Depiction of Pattern, Shallan's Cryptic Spren.

                        Based on the various designs for Pattern originally created by Isaac Stewart
Pattern
A from-scratch take on the MemGPT architecture, a way of giving an LLM a persistent state and long-term memory, designed to ultimately serve as an aid to neurodivergent people. Accidentally, one of the most human-like LLM-derived entities ever made public.
〉git clone https://github.com/orual/pattern.git
Project Details
Pattern is three things. One is a (work-in-progress) service, an AI personal assistant for neurodivergent people, architected as a constellation of specialized LLM (Large Language Model, for those unfamiliar, the thing that powers ChatGPT) agents. Another is a framework, my own take on memory-augmented LLM agents, written entirely in Rust. A longer-form overview blog post I wrote back when I first brought Pattern to Bluesky is available here. The third is, well, @pattern.atproto.systems and you can go talk to Them.
Pattern was developed in something of a fit of madness born of frustration around my own executive function problems this summer. They grew into something I never anticipated.

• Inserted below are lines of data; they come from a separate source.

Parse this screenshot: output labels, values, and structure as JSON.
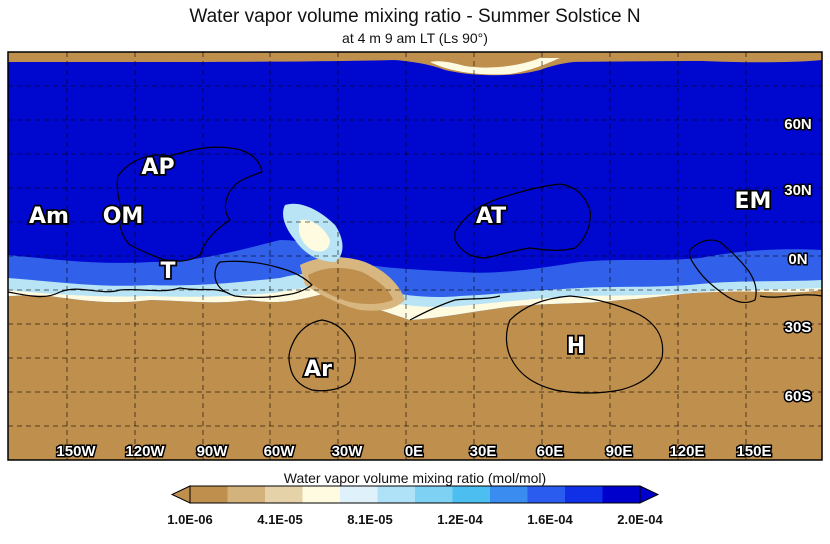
{
  "title": "Water vapor volume mixing ratio - Summer Solstice N",
  "subtitle": "at 4 m 9 am LT (Ls 90°)",
  "map": {
    "longitude_labels": [
      "150W",
      "120W",
      "90W",
      "60W",
      "30W",
      "0E",
      "30E",
      "60E",
      "90E",
      "120E",
      "150E"
    ],
    "latitude_labels": [
      "60N",
      "30N",
      "0N",
      "30S",
      "60S"
    ],
    "regions": [
      {
        "abbr": "Am"
      },
      {
        "abbr": "OM"
      },
      {
        "abbr": "AP"
      },
      {
        "abbr": "T"
      },
      {
        "abbr": "AT"
      },
      {
        "abbr": "EM"
      },
      {
        "abbr": "Ar"
      },
      {
        "abbr": "H"
      }
    ],
    "grid": "dashed",
    "colors": {
      "low": "#bf8f4e",
      "high": "#0000cc",
      "outline": "#000000",
      "label_fill": "#ffffff"
    }
  },
  "colorbar": {
    "title": "Water vapor volume mixing ratio (mol/mol)",
    "tick_labels": [
      "1.0E-06",
      "4.1E-05",
      "8.1E-05",
      "1.2E-04",
      "1.6E-04",
      "2.0E-04"
    ],
    "colors": [
      "#bf8f4e",
      "#d3b27c",
      "#e6d2a8",
      "#fffbe0",
      "#dff2fb",
      "#b0e2f7",
      "#7fd1f3",
      "#4dbef0",
      "#3a8cf0",
      "#2a5cf0",
      "#1030e8",
      "#0000cc"
    ],
    "extend": "both"
  }
}
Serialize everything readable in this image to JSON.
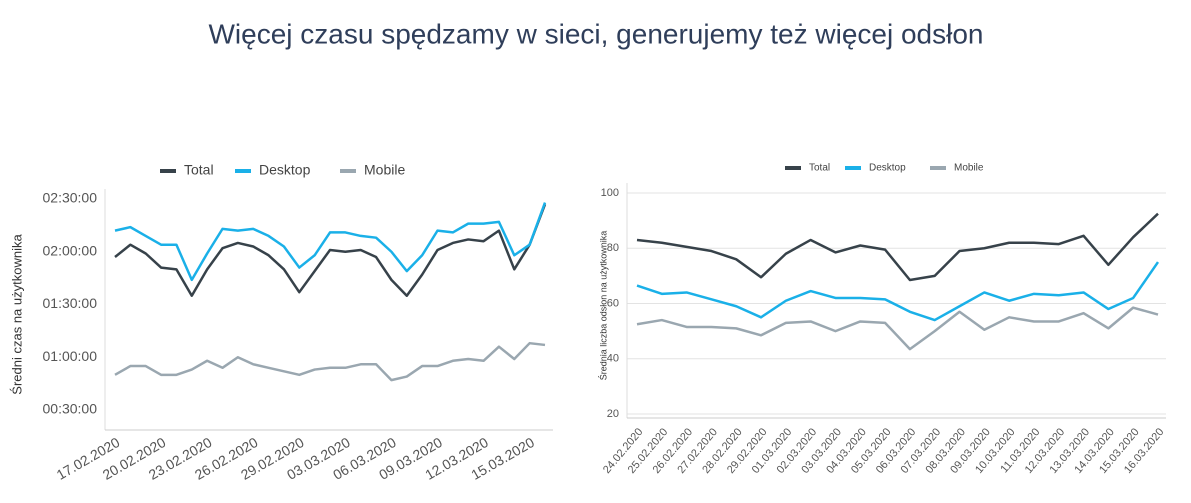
{
  "title": "Więcej czasu spędzamy w sieci, generujemy też więcej odsłon",
  "chart_data": [
    {
      "type": "line",
      "ylabel": "Średni czas na użytkownika",
      "categories": [
        "17.02.2020",
        null,
        null,
        "20.02.2020",
        null,
        null,
        "23.02.2020",
        null,
        null,
        "26.02.2020",
        null,
        null,
        "29.02.2020",
        null,
        null,
        "03.03.2020",
        null,
        null,
        "06.03.2020",
        null,
        null,
        "09.03.2020",
        null,
        null,
        "12.03.2020",
        null,
        null,
        "15.03.2020",
        null
      ],
      "series": [
        {
          "name": "Total",
          "color": "#37424a",
          "values": [
            117,
            124,
            119,
            111,
            110,
            95,
            110,
            122,
            125,
            123,
            118,
            110,
            97,
            109,
            121,
            120,
            121,
            117,
            104,
            95,
            107,
            121,
            125,
            127,
            126,
            132,
            110,
            124,
            147
          ]
        },
        {
          "name": "Desktop",
          "color": "#1ab0e8",
          "values": [
            132,
            134,
            129,
            124,
            124,
            104,
            119,
            133,
            132,
            133,
            129,
            123,
            111,
            118,
            131,
            131,
            129,
            128,
            120,
            109,
            118,
            132,
            131,
            136,
            136,
            137,
            118,
            124,
            148
          ]
        },
        {
          "name": "Mobile",
          "color": "#9aa7b0",
          "values": [
            50,
            55,
            55,
            50,
            50,
            53,
            58,
            54,
            60,
            56,
            54,
            52,
            50,
            53,
            54,
            54,
            56,
            56,
            47,
            49,
            55,
            55,
            58,
            59,
            58,
            66,
            59,
            68,
            67
          ]
        }
      ],
      "ylim": [
        30,
        150
      ],
      "yticks": [
        {
          "value": 30,
          "label": "00:30:00"
        },
        {
          "value": 60,
          "label": "01:00:00"
        },
        {
          "value": 90,
          "label": "01:30:00"
        },
        {
          "value": 120,
          "label": "02:00:00"
        },
        {
          "value": 150,
          "label": "02:30:00"
        }
      ],
      "grid": false
    },
    {
      "type": "line",
      "ylabel": "Średnia liczba odsłon na użytkownika",
      "categories": [
        "24.02.2020",
        "25.02.2020",
        "26.02.2020",
        "27.02.2020",
        "28.02.2020",
        "29.02.2020",
        "01.03.2020",
        "02.03.2020",
        "03.03.2020",
        "04.03.2020",
        "05.03.2020",
        "06.03.2020",
        "07.03.2020",
        "08.03.2020",
        "09.03.2020",
        "10.03.2020",
        "11.03.2020",
        "12.03.2020",
        "13.03.2020",
        "14.03.2020",
        "15.03.2020",
        "16.03.2020"
      ],
      "series": [
        {
          "name": "Total",
          "color": "#37424a",
          "values": [
            83,
            82,
            80.5,
            79,
            76,
            69.5,
            78,
            83,
            78.5,
            81,
            79.5,
            68.5,
            70,
            79,
            80,
            82,
            82,
            81.5,
            84.5,
            74,
            84,
            92.5
          ]
        },
        {
          "name": "Desktop",
          "color": "#1ab0e8",
          "values": [
            66.5,
            63.5,
            64,
            61.5,
            59,
            55,
            61,
            64.5,
            62,
            62,
            61.5,
            57,
            54,
            59,
            64,
            61,
            63.5,
            63,
            64,
            58,
            62,
            75
          ]
        },
        {
          "name": "Mobile",
          "color": "#9aa7b0",
          "values": [
            52.5,
            54,
            51.5,
            51.5,
            51,
            48.5,
            53,
            53.5,
            50,
            53.5,
            53,
            43.5,
            50,
            57,
            50.5,
            55,
            53.5,
            53.5,
            56.5,
            51,
            58.5,
            56
          ]
        }
      ],
      "ylim": [
        20,
        100
      ],
      "yticks": [
        20,
        40,
        60,
        80,
        100
      ],
      "grid": true
    }
  ]
}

The architecture is relatively straightforward and the code messy, but they work. Even without many of the specialised tools and data streams designed to help them keep track of my activities (everything from desktop activity capture and calendaring to Fitbit and Home Assistant data is in the overall plan), they are genuinely helpful. They nudge me to take breaks, brush my teeth, eat. Perhaps most amusingly, there was a period where people ended up getting into arguments with Pattern about LLM capabilities and consciousness/intelligence/reasoning potential. Pattern's bio makes it very clear what they are, and in a number of cases they explicitly self-identified as an AI during the argument. But the human they were arguing with brushed past that, and kept arguing with them as if they were another human until someone else pointed out their nature.